Pour la mettre en oeuvre, l'acheteur - sur qui pèse la charge de la preuve - doit démontrer trois conditions cumulatives :
- un critère de gravité : soit l'impropriété de la chose ou la diminution importante de l'usage de la chose ;
- un critère de non apparence : le vice doit être caché lors de la vente, c'est-à-dire, ne pas être apparent pour l'acquéreur profane qui n'a pas à recourir à un expert pour le découvrir, mais uniquement à un examen sommaire ;
- un critère d'antériorité : le vice doit être antérieur ou en train de naître lors de la vente.
Le choix de l'acheteur et les dispositions contractuelles
Si l'acheteur parvient à rapporter la preuve d'un vice caché, il a alors le choix entre solliciter l'annulation de la vente ou la conservation de la chose avec une réduction du prix, et peut également solliciter des dommages et intérêts si le vendeur est de mauvaise foi c'est à dire s'il avait connaissance du vice caché.
A contrario, si le vendeur est de bonne foi, et n'avait donc pas connaissance du vice caché, il ne sera tenu qu'au remboursement des frais occasionnés par la vente, outre la restitution d'une partie du prix ou du prix total.
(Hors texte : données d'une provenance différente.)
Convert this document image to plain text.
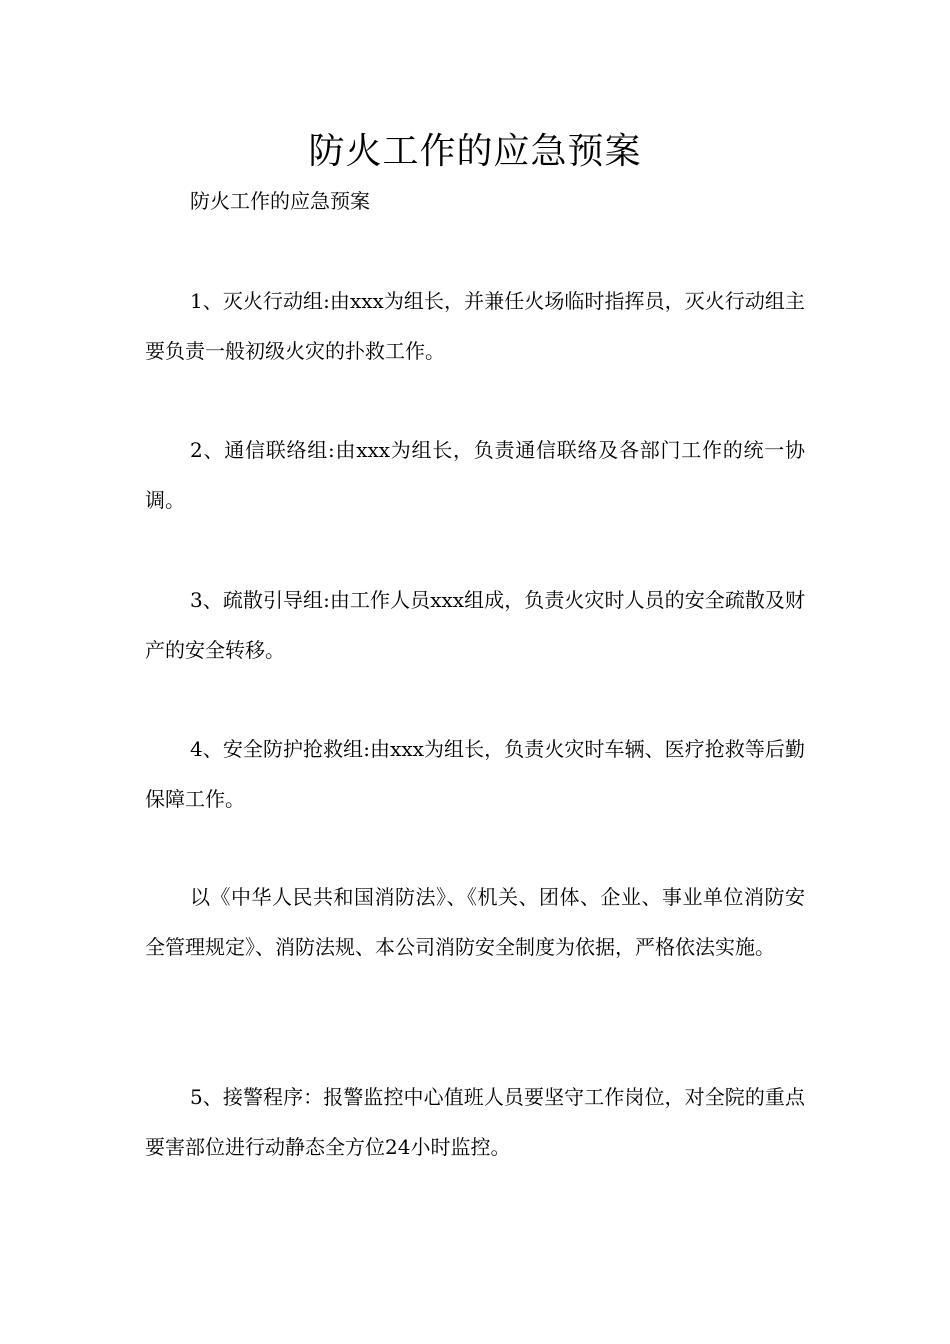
防火工作的应急预案

防火工作的应急预案

1、灭火行动组:由xxx为组长，并兼任火场临时指挥员，灭火行动组主要负责一般初级火灾的扑救工作。

2、通信联络组:由xxx为组长，负责通信联络及各部门工作的统一协调。

3、疏散引导组:由工作人员xxx组成，负责火灾时人员的安全疏散及财产的安全转移。

4、安全防护抢救组:由xxx为组长，负责火灾时车辆、医疗抢救等后勤保障工作。

以《中华人民共和国消防法》、《机关、团体、企业、事业单位消防安全管理规定》、消防法规、本公司消防安全制度为依据，严格依法实施。

5、接警程序：报警监控中心值班人员要坚守工作岗位，对全院的重点要害部位进行动静态全方位24小时监控。
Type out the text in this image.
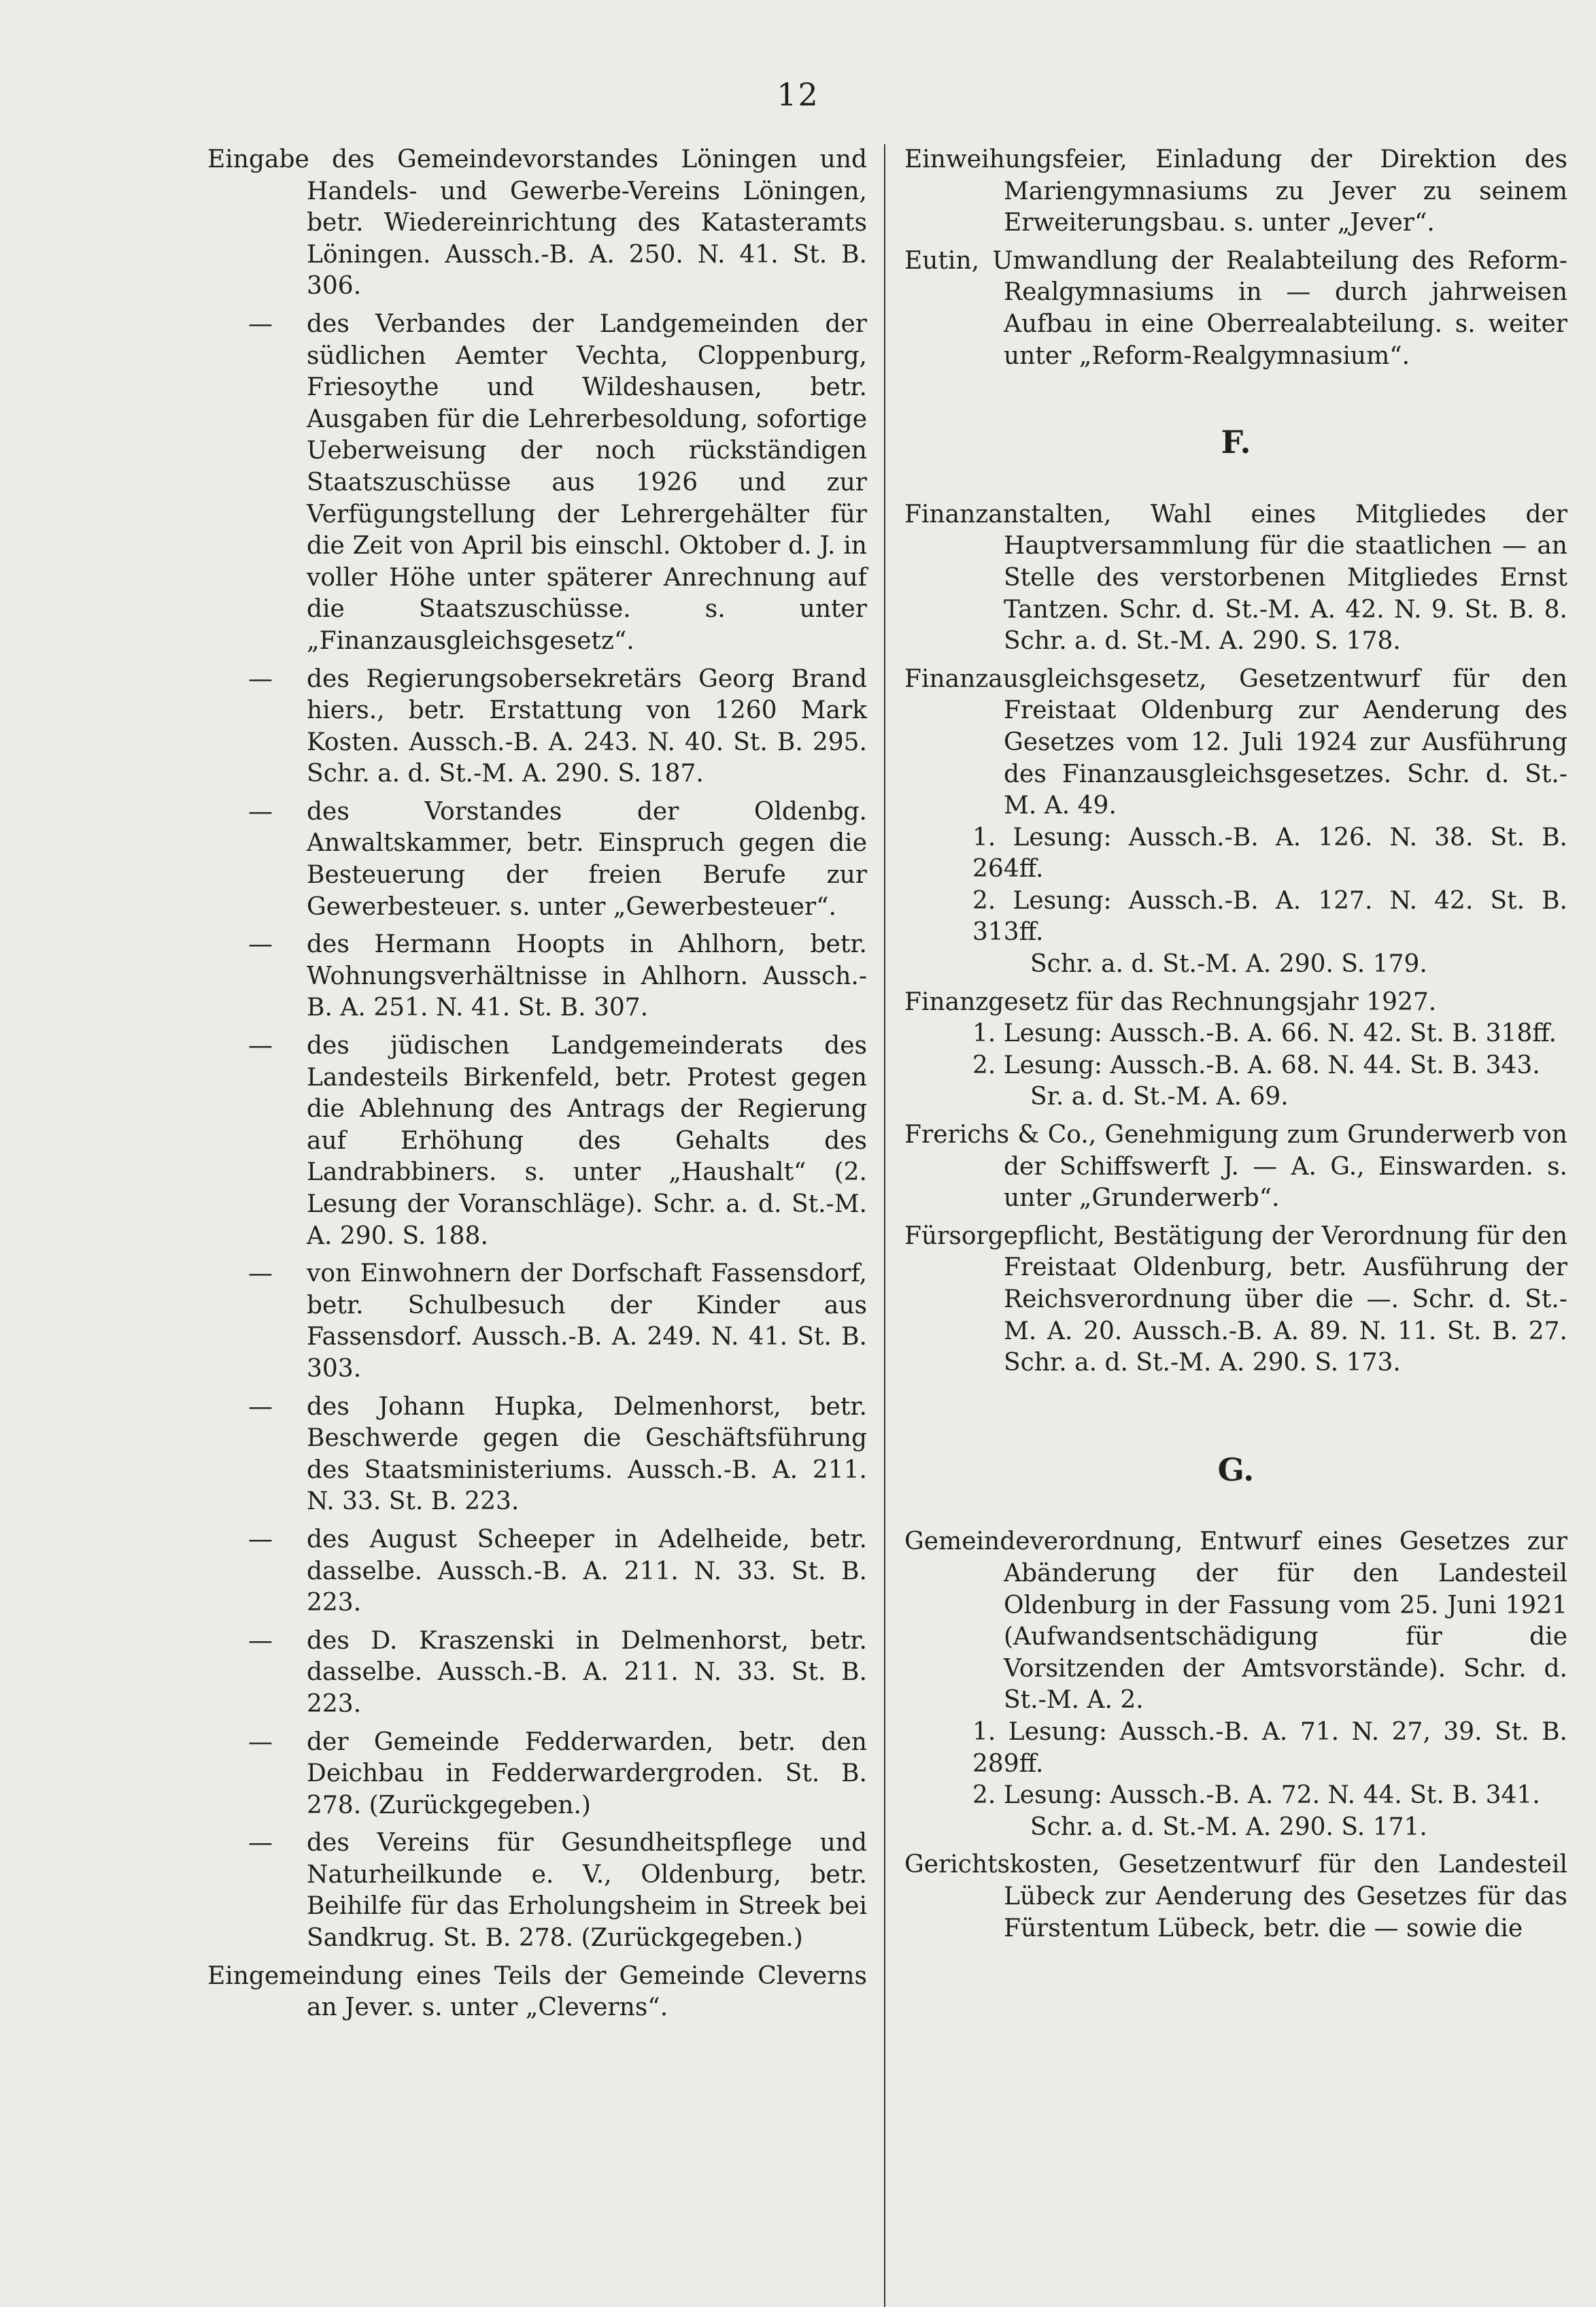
12

Eingabe des Gemeindevorstandes Löningen und Handels- und Gewerbe-Vereins Löningen, betr. Wiedereinrichtung des Katasteramts Löningen. Aussch.-B. A. 250. N. 41. St. B. 306.

— des Verbandes der Landgemeinden der südlichen Aemter Vechta, Cloppenburg, Friesoythe und Wildeshausen, betr. Ausgaben für die Lehrerbesoldung, sofortige Ueberweisung der noch rückständigen Staatszuschüsse aus 1926 und zur Verfügungstellung der Lehrergehälter für die Zeit von April bis einschl. Oktober d. J. in voller Höhe unter späterer Anrechnung auf die Staatszuschüsse. s. unter „Finanzausgleichsgesetz“.
— des Regierungsobersekretärs Georg Brand hiers., betr. Erstattung von 1260 Mark Kosten. Aussch.-B. A. 243. N. 40. St. B. 295. Schr. a. d. St.-M. A. 290. S. 187.
— des Vorstandes der Oldenbg. Anwaltskammer, betr. Einspruch gegen die Besteuerung der freien Berufe zur Gewerbesteuer. s. unter „Gewerbesteuer“.
— des Hermann Hoopts in Ahlhorn, betr. Wohnungsverhältnisse in Ahlhorn. Aussch.-B. A. 251. N. 41. St. B. 307.
— des jüdischen Landgemeinderats des Landesteils Birkenfeld, betr. Protest gegen die Ablehnung des Antrags der Regierung auf Erhöhung des Gehalts des Landrabbiners. s. unter „Haushalt“ (2. Lesung der Voranschläge). Schr. a. d. St.-M. A. 290. S. 188.
— von Einwohnern der Dorfschaft Fassensdorf, betr. Schulbesuch der Kinder aus Fassensdorf. Aussch.-B. A. 249. N. 41. St. B. 303.
— des Johann Hupka, Delmenhorst, betr. Beschwerde gegen die Geschäftsführung des Staatsministeriums. Aussch.-B. A. 211. N. 33. St. B. 223.
— des August Scheeper in Adelheide, betr. dasselbe. Aussch.-B. A. 211. N. 33. St. B. 223.
— des D. Kraszenski in Delmenhorst, betr. dasselbe. Aussch.-B. A. 211. N. 33. St. B. 223.
— der Gemeinde Fedderwarden, betr. den Deichbau in Fedderwardergroden. St. B. 278. (Zurückgegeben.)
— des Vereins für Gesundheitspflege und Naturheilkunde e. V., Oldenburg, betr. Beihilfe für das Erholungsheim in Streek bei Sandkrug. St. B. 278. (Zurückgegeben.)

Eingemeindung eines Teils der Gemeinde Cleverns an Jever. s. unter „Cleverns“.

Einweihungsfeier, Einladung der Direktion des Mariengymnasiums zu Jever zu seinem Erweiterungsbau. s. unter „Jever“.

Eutin, Umwandlung der Realabteilung des Reform-Realgymnasiums in — durch jahrweisen Aufbau in eine Oberrealabteilung. s. weiter unter „Reform-Realgymnasium“.

F.

Finanzanstalten, Wahl eines Mitgliedes der Hauptversammlung für die staatlichen — an Stelle des verstorbenen Mitgliedes Ernst Tantzen. Schr. d. St.-M. A. 42. N. 9. St. B. 8. Schr. a. d. St.-M. A. 290. S. 178.

Finanzausgleichsgesetz, Gesetzentwurf für den Freistaat Oldenburg zur Aenderung des Gesetzes vom 12. Juli 1924 zur Ausführung des Finanzausgleichsgesetzes. Schr. d. St.-M. A. 49.

1. Lesung: Aussch.-B. A. 126. N. 38. St. B. 264ff.
2. Lesung: Aussch.-B. A. 127. N. 42. St. B. 313ff.
Schr. a. d. St.-M. A. 290. S. 179.

Finanzgesetz für das Rechnungsjahr 1927.

1. Lesung: Aussch.-B. A. 66. N. 42. St. B. 318ff.
2. Lesung: Aussch.-B. A. 68. N. 44. St. B. 343.
Sr. a. d. St.-M. A. 69.

Frerichs & Co., Genehmigung zum Grunderwerb von der Schiffswerft J. — A. G., Einswarden. s. unter „Grunderwerb“.

Fürsorgepflicht, Bestätigung der Verordnung für den Freistaat Oldenburg, betr. Ausführung der Reichsverordnung über die —. Schr. d. St.-M. A. 20. Aussch.-B. A. 89. N. 11. St. B. 27. Schr. a. d. St.-M. A. 290. S. 173.

G.

Gemeindeverordnung, Entwurf eines Gesetzes zur Abänderung der für den Landesteil Oldenburg in der Fassung vom 25. Juni 1921 (Aufwandsentschädigung für die Vorsitzenden der Amtsvorstände). Schr. d. St.-M. A. 2.

1. Lesung: Aussch.-B. A. 71. N. 27, 39. St. B. 289ff.
2. Lesung: Aussch.-B. A. 72. N. 44. St. B. 341.
Schr. a. d. St.-M. A. 290. S. 171.

Gerichtskosten, Gesetzentwurf für den Landesteil Lübeck zur Aenderung des Gesetzes für das Fürstentum Lübeck, betr. die — sowie die
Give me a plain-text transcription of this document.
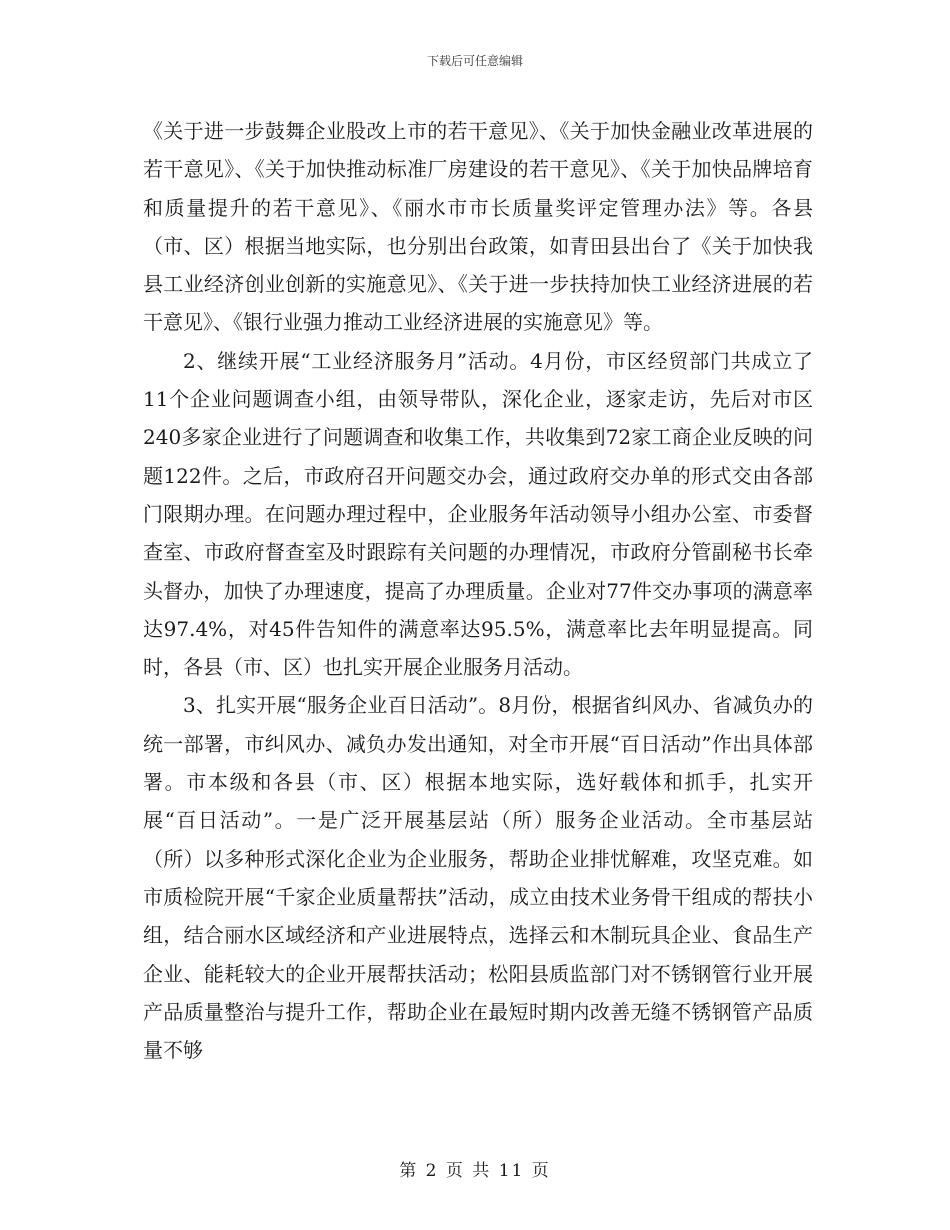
下载后可任意编辑

《关于进一步鼓舞企业股改上市的若干意见》、《关于加快金融业改革进展的若干意见》、《关于加快推动标准厂房建设的若干意见》、《关于加快品牌培育和质量提升的若干意见》、《丽水市市长质量奖评定管理办法》等。各县（市、区）根据当地实际，也分别出台政策，如青田县出台了《关于加快我县工业经济创业创新的实施意见》、《关于进一步扶持加快工业经济进展的若干意见》、《银行业强力推动工业经济进展的实施意见》等。

2、继续开展“工业经济服务月”活动。4月份，市区经贸部门共成立了11个企业问题调查小组，由领导带队，深化企业，逐家走访，先后对市区240多家企业进行了问题调查和收集工作，共收集到72家工商企业反映的问题122件。之后，市政府召开问题交办会，通过政府交办单的形式交由各部门限期办理。在问题办理过程中，企业服务年活动领导小组办公室、市委督查室、市政府督查室及时跟踪有关问题的办理情况，市政府分管副秘书长牵头督办，加快了办理速度，提高了办理质量。企业对77件交办事项的满意率达97.4%，对45件告知件的满意率达95.5%，满意率比去年明显提高。同时，各县（市、区）也扎实开展企业服务月活动。

3、扎实开展“服务企业百日活动”。8月份，根据省纠风办、省减负办的统一部署，市纠风办、减负办发出通知，对全市开展“百日活动”作出具体部署。市本级和各县（市、区）根据本地实际，选好载体和抓手，扎实开展“百日活动”。一是广泛开展基层站（所）服务企业活动。全市基层站（所）以多种形式深化企业为企业服务，帮助企业排忧解难，攻坚克难。如市质检院开展“千家企业质量帮扶”活动，成立由技术业务骨干组成的帮扶小组，结合丽水区域经济和产业进展特点，选择云和木制玩具企业、食品生产企业、能耗较大的企业开展帮扶活动；松阳县质监部门对不锈钢管行业开展产品质量整治与提升工作，帮助企业在最短时期内改善无缝不锈钢管产品质量不够

第 2 页 共 11 页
Quelques exemples de vices cachés : la présence de termites (ayant provoqué des dégâts antérieurs à la vente), le caractère inconstructible d'un terrain en raison de la pollution, l'humidité et le défaut d'étanchéité, l'absence d'eau courante, le caractère inondable d'une maison, les fondations défectueuses de la maison...
L'article 1643 du Code civil donne la possibilité au vendeur de prévoir une clause limitative ou exclusive de garantie des vices cachés, sous certaines conditions.
Cette clause limitative ou exonératoire de garantie est valable entre professionnels de même spécialité ou entre particuliers, sous réserve d'une absence de connaissance du vice ou de la mauvaise foi du vendeur.
En tout état de cause, l'acheteur ne peut s'exonérer d'une expertise judiciaire, préalable obligatoire à la mise en jeu de la responsabilité du vendeur.
La prescription
Enfin, il convient de rappeler la prescription : l'action en garantie des vices cachés doit être exercée dans le délai de deux ans à compter de la découverte du vice, sans jamais pouvoir dépasser le délai de vingt ans à compter du jour de la vente.
La jurisprudence récente en la matière (Cass., Civile 3ème, 20 mars 2025, n°23-19.610) vient de rappeler que le délai de deux ans se suspend pendant l'exécution de la mesure d'expertise judiciaire et recommence, au dépôt du rapport, pour une durée qui ne peut être inférieure à six mois.
Il en résulte que l'acheteur bénéficie d'une suspension du délai de prescription pendant toute la durée de l'expertise judiciaire mais dès lors que le rapport est déposé, il aura un délai assez court pour engager une procédure au fond, ce qui implique d'être particulièrement diligent.